TIAA-CREF Offers Tips for Investors on Making the Most of Federal Stimulus Plan Tax Rebates
Many individual investors and families will receive one-time tax rebates under an economic stimulus plan approved by Congress and signed into law today by President Bush. TIAA-CREF, the financial services organization and leading provider of financial services in the academic, medical and cultural fields, offers the following tips for investors looking to use the tax rebates to help achieve future financial goals.
The $168 billion stimulus plan would offer tax rebates of at least $600 to many individuals and $1,200 to couples filing jointly, with families with children receiving an additional $300 per child.1
The rebates can be directed to investments that can potentially provide dividends in the future. While we understand and appreciate that Washington policymakers intend middle class taxpayers to spend these rebates to stimulate the economy, we have a responsibility to encourage Americans to save.
The following are suggestions from TIAA-CREF:
“We want to give investors good guidance on how best to use their tax refunds,” said Maliz Beams, Executive Vice President for Individual Client Services. “Even dedicating a few hundred dollars toward retirement or higher education savings can potentially offer substantial benefits down the road.”
With their federal rebate, investors can:
Open a new IRA or fund an existing IRA: Individual Retirement Accounts, or IRAs, offer tax-advantaged investing for retirement. There are two types of IRAs available to investors that both offer tax advantages in allowing money to accumulate for use in retirement.
A Traditional IRA allows investors to make potentially tax-deductible contributions that can also accumulate tax-deferred. Anyone with earned income who is under 70½ can make after-tax contributions to an IRA. Funds in an IRA accumulate tax-free until withdrawals are made. Although withdrawals before the age of 59 ½ are subject to a 10% federal tax penalty, exceptions are made for a first home purchase, tuition costs or medical expenses (certain restrictions apply).

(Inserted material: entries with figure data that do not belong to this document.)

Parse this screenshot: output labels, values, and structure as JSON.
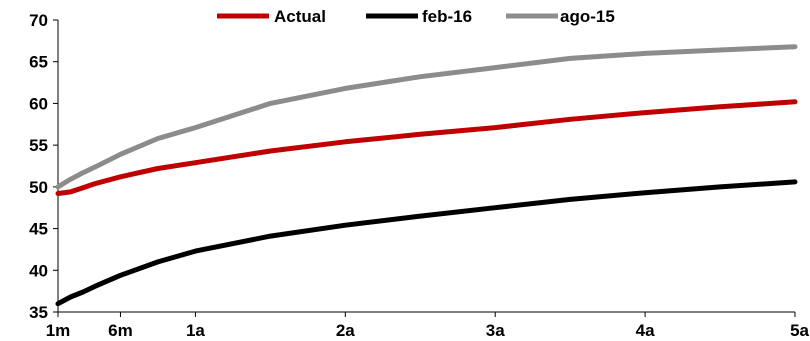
{
  "chart_data": {
    "type": "line",
    "title": "",
    "xlabel": "",
    "ylabel": "",
    "ylim": [
      35,
      70
    ],
    "yticks": [
      "35",
      "40",
      "45",
      "50",
      "55",
      "60",
      "65",
      "70"
    ],
    "xlim": [
      1,
      60
    ],
    "xticks": [
      {
        "label": "1m",
        "value": 1
      },
      {
        "label": "6m",
        "value": 6
      },
      {
        "label": "1a",
        "value": 12
      },
      {
        "label": "2a",
        "value": 24
      },
      {
        "label": "3a",
        "value": 36
      },
      {
        "label": "4a",
        "value": 48
      },
      {
        "label": "5a",
        "value": 60
      }
    ],
    "legend_position": "top",
    "grid": false,
    "series": [
      {
        "name": "Actual",
        "color": "#c00000",
        "x": [
          1,
          2,
          3,
          4,
          6,
          9,
          12,
          18,
          24,
          30,
          36,
          42,
          48,
          54,
          60
        ],
        "y": [
          49.2,
          49.4,
          49.9,
          50.4,
          51.2,
          52.2,
          52.9,
          54.3,
          55.4,
          56.3,
          57.1,
          58.1,
          58.9,
          59.6,
          60.2
        ]
      },
      {
        "name": "feb-16",
        "color": "#000000",
        "x": [
          1,
          2,
          3,
          4,
          6,
          9,
          12,
          18,
          24,
          30,
          36,
          42,
          48,
          54,
          60
        ],
        "y": [
          36.0,
          36.8,
          37.4,
          38.1,
          39.4,
          41.0,
          42.3,
          44.1,
          45.4,
          46.5,
          47.5,
          48.5,
          49.3,
          50.0,
          50.6
        ]
      },
      {
        "name": "ago-15",
        "color": "#8c8c8c",
        "x": [
          1,
          2,
          3,
          4,
          6,
          9,
          12,
          18,
          24,
          30,
          36,
          42,
          48,
          54,
          60
        ],
        "y": [
          50.0,
          50.9,
          51.7,
          52.4,
          53.9,
          55.8,
          57.1,
          60.0,
          61.8,
          63.2,
          64.3,
          65.4,
          66.0,
          66.4,
          66.8
        ]
      }
    ]
  }
}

A Roth IRA enables investors to contribute after-tax dollars to a tax-deferred account. The advantage of a Roth IRA is that contributions can be withdrawn at any time, making the investment appealing for investors who may want access to the funds before retirement. Individuals who qualify can contribute up to $5,000 in 2008 in either a Traditional or Roth IRA, or $6,000 for investors 50 and over.
Investors interested in opening an IRA through TIAA-CREF can apply here:
TIAA-CREF also offers retirement planning and advice from retirement specialists that receive no sales commissions as part of their total compensation. Instead, they are compensated through a salary plus incentive program that rewards client service excellence, rather than product promotion.
Open a 529 account: A 529 plan offers a vehicle to save for higher education expenses. Contributions to a 529 plan can grow tax-deferred, and any distributions for qualified education expenses are not subject to federal taxes. In addition to the federal tax benefit, many states offer a state income tax deduction for contributions to their plans as well as state income-tax free withdrawals for qualified distributions (restrictions apply so be sure to carefully review the applicable disclosure booklet and consult with your tax advisor).
Investors interested in 529 plans managed by TIAA-CREF Tuition Financing, Inc., a TIAA-CREF affiliate, can click here:
Pay down credit card debt: Investors who are on track with retirement and higher education savings can put their refund to good use by paying down or paying off credit card balances. Interest rates charged by many cards means consumers with balances often pay much a much higher amount than their original purchase.
Establish an emergency fund: An emergency fund equal to several months’ salary can help prevent using a credit card or requiring a loan to pay for surprise repairs, health care costs or living expenses in the case of a job loss.
Fully fund an employer-sponsored retirement plan: If you have already established an emergency fund, directing your rebate to it can free up the funds originally allocated to it which can then be used to increase funding to your employer-sponsored retirement plans, such as a 401(k) or 403(b). Money invested in those plans comes from pretax dollars, and can grow tax-deferred until it is withdrawn. In addition, many employers offer to match a portion of employees’ contributions to the plan.
In 2008, eligible employees can contribute as much as $15,500 to either a 401(k) or 403(b), and up to $20,500 for workers over 50.